Court testimony and leaked communications revealed that Spea inspectors regularly falsified safety reports. They downgraded the severity of structural defects in their official paperwork to avoid triggering mandatory maintenance shutdowns. In some cases, reports were edited to show that inspections had taken place when inspectors had barely glanced at the structure.
Internal emails showed that executives knew as early as 2014 that the Morandi Bridge was at risk of collapse.
One executive warned that the bridge could not withstand a major seismic event or even extreme weather conditions. Yet, instead of launching immediate, comprehensive repairs, the company opted for minor patch jobs. They delayed major structural interventions to keep the toll revenue flowing and protect the company’s stock price.
Regulatory Capture and the Failure of the State
While the corporate executives bear direct responsibility for the tragedy, the Italian state cannot be absolved. The Ministry of Infrastructure and Transport was completely outmatched and subservient to the powerful concessionaires.

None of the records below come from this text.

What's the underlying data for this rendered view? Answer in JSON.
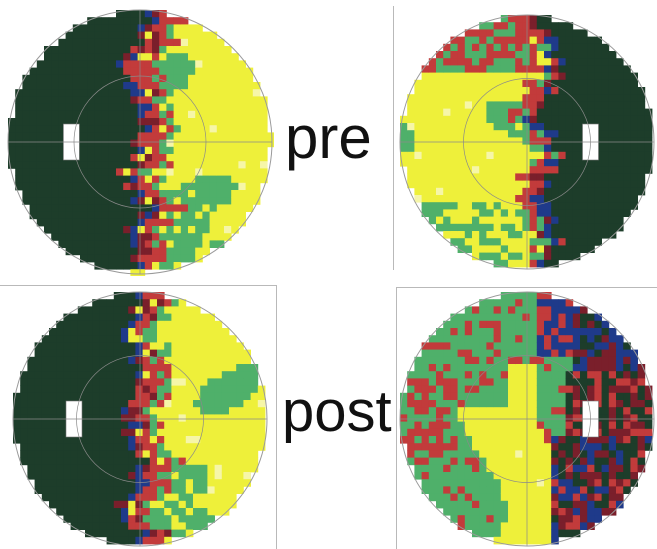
{
  "labels": {
    "pre": "pre",
    "post": "post"
  },
  "colors": {
    "background": "#ffffff",
    "dark_green": "#1d3d2a",
    "navy": "#1f3a8a",
    "maroon": "#7a1f2b",
    "red": "#c23b3b",
    "green": "#4fb06a",
    "yellow": "#eef03a",
    "light_yellow": "#f6f6a8",
    "grid_line": "#8a8a8a",
    "circle_outline": "#9a9a9a"
  },
  "panels": [
    {
      "id": "pre-left",
      "eye": "left",
      "blind_spot": "left",
      "state": "pre"
    },
    {
      "id": "pre-right",
      "eye": "right",
      "blind_spot": "right",
      "state": "pre"
    },
    {
      "id": "post-left",
      "eye": "left",
      "blind_spot": "left",
      "state": "post"
    },
    {
      "id": "post-right",
      "eye": "right",
      "blind_spot": "right",
      "state": "post"
    }
  ]
}
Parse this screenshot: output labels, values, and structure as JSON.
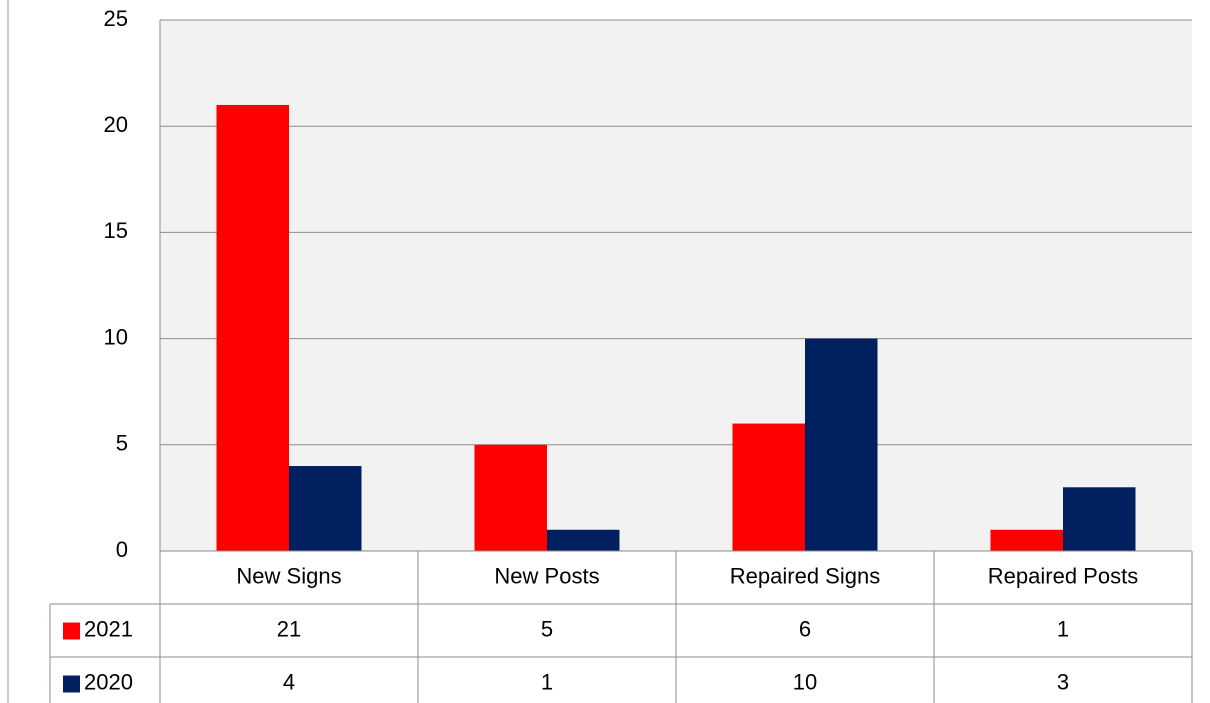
{
  "chart_data": {
    "type": "bar",
    "categories": [
      "New Signs",
      "New Posts",
      "Repaired Signs",
      "Repaired Posts"
    ],
    "series": [
      {
        "name": "2021",
        "color": "#ff0000",
        "values": [
          21,
          5,
          6,
          1
        ]
      },
      {
        "name": "2020",
        "color": "#002060",
        "values": [
          4,
          1,
          10,
          3
        ]
      }
    ],
    "ylim": [
      0,
      25
    ],
    "yticks": [
      0,
      5,
      10,
      15,
      20,
      25
    ],
    "grid": true,
    "data_table": true
  }
}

The regulatory body responsible for overseeing thousands of miles of Italian highways had a tiny budget and a handful of inspectors.
They lacked the technical expertise and the resources to independently verify the safety reports submitted by ASPI. They essentially outsourced their regulatory duty to the operator itself, accepting Spea's falsified assessments without question. This is a classic case of regulatory capture.

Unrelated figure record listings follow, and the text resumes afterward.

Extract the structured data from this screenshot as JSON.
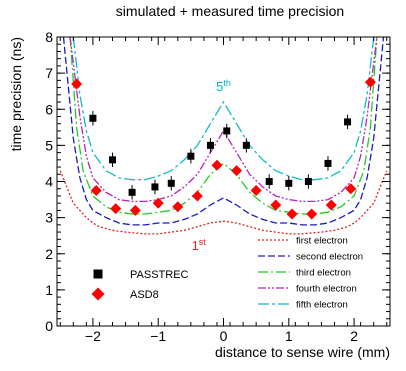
{
  "chart_data": {
    "type": "scatter",
    "title": "simulated + measured time precision",
    "xlabel": "distance to sense wire (mm)",
    "ylabel": "time precision (ns)",
    "xlim": [
      -2.55,
      2.55
    ],
    "ylim": [
      0,
      8
    ],
    "x_ticks": [
      -2,
      -1,
      0,
      1,
      2
    ],
    "x_tick_labels": [
      "−2",
      "−1",
      "0",
      "1",
      "2"
    ],
    "y_ticks": [
      0,
      1,
      2,
      3,
      4,
      5,
      6,
      7,
      8
    ],
    "y_tick_labels": [
      "0",
      "1",
      "2",
      "3",
      "4",
      "5",
      "6",
      "7",
      "8"
    ],
    "grid": false,
    "annotations": [
      {
        "text": "5th",
        "base": "5",
        "sup": "th",
        "x": 0.0,
        "y": 6.5,
        "color": "#00bbbb"
      },
      {
        "text": "1st",
        "base": "1",
        "sup": "st",
        "x": -0.38,
        "y": 2.1,
        "color": "#e8201c"
      }
    ],
    "series": [
      {
        "name": "first electron",
        "kind": "line",
        "style": "dotted",
        "color": "#e8201c",
        "x": [
          -2.5,
          -2.3,
          -2.1,
          -2.0,
          -1.9,
          -1.7,
          -1.5,
          -1.2,
          -1.0,
          -0.8,
          -0.6,
          -0.4,
          -0.2,
          0.0,
          0.2,
          0.4,
          0.6,
          0.8,
          1.0,
          1.2,
          1.5,
          1.7,
          1.9,
          2.0,
          2.1,
          2.3,
          2.5
        ],
        "y": [
          4.3,
          3.4,
          3.0,
          2.85,
          2.75,
          2.65,
          2.6,
          2.55,
          2.55,
          2.6,
          2.65,
          2.75,
          2.85,
          2.9,
          2.85,
          2.75,
          2.65,
          2.6,
          2.55,
          2.55,
          2.6,
          2.65,
          2.75,
          2.85,
          3.0,
          3.4,
          4.3
        ]
      },
      {
        "name": "second electron",
        "kind": "line",
        "style": "dashed",
        "color": "#1a1acc",
        "x": [
          -2.45,
          -2.3,
          -2.2,
          -2.1,
          -2.0,
          -1.8,
          -1.6,
          -1.4,
          -1.2,
          -1.0,
          -0.8,
          -0.6,
          -0.4,
          -0.2,
          0.0,
          0.2,
          0.4,
          0.6,
          0.8,
          1.0,
          1.2,
          1.4,
          1.6,
          1.8,
          2.0,
          2.1,
          2.2,
          2.3,
          2.45
        ],
        "y": [
          8.0,
          5.2,
          4.1,
          3.5,
          3.2,
          3.0,
          2.85,
          2.8,
          2.8,
          2.85,
          2.85,
          2.95,
          3.1,
          3.35,
          3.55,
          3.35,
          3.1,
          2.95,
          2.85,
          2.85,
          2.8,
          2.8,
          2.85,
          3.0,
          3.2,
          3.5,
          4.1,
          5.2,
          8.0
        ]
      },
      {
        "name": "third electron",
        "kind": "line",
        "style": "dashdot",
        "color": "#22cc22",
        "x": [
          -2.35,
          -2.25,
          -2.15,
          -2.0,
          -1.8,
          -1.6,
          -1.4,
          -1.2,
          -1.0,
          -0.8,
          -0.6,
          -0.4,
          -0.2,
          0.0,
          0.2,
          0.4,
          0.6,
          0.8,
          1.0,
          1.2,
          1.4,
          1.6,
          1.8,
          2.0,
          2.15,
          2.25,
          2.35
        ],
        "y": [
          8.0,
          5.5,
          4.3,
          3.6,
          3.3,
          3.15,
          3.1,
          3.1,
          3.15,
          3.2,
          3.4,
          3.7,
          4.2,
          4.5,
          4.2,
          3.7,
          3.4,
          3.2,
          3.15,
          3.1,
          3.1,
          3.15,
          3.3,
          3.6,
          4.3,
          5.5,
          8.0
        ]
      },
      {
        "name": "fourth electron",
        "kind": "line",
        "style": "dashdotdot",
        "color": "#bb22bb",
        "x": [
          -2.35,
          -2.2,
          -2.1,
          -2.0,
          -1.8,
          -1.6,
          -1.4,
          -1.2,
          -1.0,
          -0.8,
          -0.6,
          -0.4,
          -0.2,
          0.0,
          0.2,
          0.4,
          0.6,
          0.8,
          1.0,
          1.2,
          1.4,
          1.6,
          1.8,
          2.0,
          2.1,
          2.2,
          2.35
        ],
        "y": [
          8.0,
          5.8,
          4.7,
          4.1,
          3.7,
          3.5,
          3.45,
          3.45,
          3.5,
          3.6,
          3.85,
          4.2,
          4.8,
          5.4,
          4.8,
          4.2,
          3.85,
          3.6,
          3.5,
          3.45,
          3.45,
          3.5,
          3.7,
          4.1,
          4.7,
          5.8,
          8.0
        ]
      },
      {
        "name": "fifth electron",
        "kind": "line",
        "style": "longdashdot",
        "color": "#11bbcc",
        "x": [
          -2.3,
          -2.2,
          -2.1,
          -2.0,
          -1.8,
          -1.6,
          -1.4,
          -1.2,
          -1.0,
          -0.8,
          -0.6,
          -0.4,
          -0.2,
          0.0,
          0.2,
          0.4,
          0.6,
          0.8,
          1.0,
          1.2,
          1.4,
          1.6,
          1.8,
          2.0,
          2.1,
          2.2,
          2.3
        ],
        "y": [
          8.0,
          6.4,
          5.4,
          4.8,
          4.3,
          4.1,
          4.05,
          4.05,
          4.15,
          4.3,
          4.6,
          5.0,
          5.6,
          6.2,
          5.6,
          5.0,
          4.6,
          4.3,
          4.15,
          4.05,
          4.05,
          4.1,
          4.3,
          4.8,
          5.4,
          6.4,
          8.0
        ]
      },
      {
        "name": "PASSTREC",
        "kind": "marker",
        "marker": "square",
        "color": "#000000",
        "x": [
          -2.0,
          -1.7,
          -1.4,
          -1.05,
          -0.8,
          -0.5,
          -0.2,
          0.05,
          0.35,
          0.7,
          1.0,
          1.3,
          1.6,
          1.9
        ],
        "y": [
          5.75,
          4.6,
          3.7,
          3.85,
          3.95,
          4.7,
          5.0,
          5.4,
          5.0,
          4.0,
          3.95,
          4.0,
          4.5,
          5.65
        ],
        "yerr": [
          0.2,
          0.2,
          0.2,
          0.2,
          0.2,
          0.2,
          0.2,
          0.2,
          0.2,
          0.2,
          0.2,
          0.2,
          0.2,
          0.2
        ]
      },
      {
        "name": "ASD8",
        "kind": "marker",
        "marker": "diamond",
        "color": "#ff0000",
        "x": [
          -2.25,
          -1.95,
          -1.65,
          -1.35,
          -1.0,
          -0.7,
          -0.4,
          -0.1,
          0.2,
          0.5,
          0.8,
          1.05,
          1.35,
          1.65,
          1.95,
          2.25
        ],
        "y": [
          6.7,
          3.75,
          3.25,
          3.2,
          3.4,
          3.3,
          3.6,
          4.45,
          4.3,
          3.75,
          3.35,
          3.1,
          3.1,
          3.35,
          3.8,
          6.75
        ]
      }
    ],
    "legend_lines": {
      "placement": "bottom-right",
      "entries": [
        "first electron",
        "second electron",
        "third electron",
        "fourth electron",
        "fifth electron"
      ]
    },
    "legend_markers": {
      "placement": "bottom-left",
      "entries": [
        "PASSTREC",
        "ASD8"
      ]
    }
  }
}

The watchdog became the lapdog.
For years, politicians of various administrations enjoyed close ties with the Benetton family and Atlantia executives. The concession contract was treated as a state secret for a long time, shielded from public scrutiny. When the contract was finally made public after the disaster, it became clear why. The terms were heavily tilted in favor of the private operator, guaranteeing compensation even if the contract was terminated due to the operator's negligence.
This sense of impunity trickled down through the corporate hierarchy. Executives felt protected by their political connections and the sheer scale of their monopoly. They believed they were too big to fail, too important to be held accountable.
The True Cost of Infrastructure Privatization
The conviction of Giovanni Castellucci and his co-defendants is a rare moment of accountability in the world of high finance and corporate governance. But it does not automatically fix the underlying problem that exists far beyond Italy's borders.
Across the Western world, thousands of bridges, tunnels, and highways built during the post-war boom are reaching the end of their design lives. Many of these assets are now managed by private equity firms, pension funds, and private concessionaires.
The financial model relies on squeezing maximum yield out of aging structures while deferring capital expenditure for as long as possible.
The Morandi Bridge collapse was the logical conclusion of this model. It showed that when you treat public infrastructure purely as a financial asset, the physical reality of concrete and steel will eventually catch up with the spreadsheets. Concrete does not care about quarterly earnings reports. Steel does not care about dividend yield.
The Italian government eventually forced Atlantia to sell its stake in ASPI, effectively nationalizing the highway network once again under a state-backed entity. But the damage had been done, and forty-three families are left to pick up the pieces.
This verdict should serve as a stark warning to governments worldwide currently contemplating the privatization of public utilities and transportation networks. Without rigorous, independent, and aggressive public oversight, privatization is simply a mechanism for privatizing profits while socializing the catastrophic risks.
The real lesson of Genoa is that safety cannot be negotiated, and it cannot be outsourced to the lowest bidder.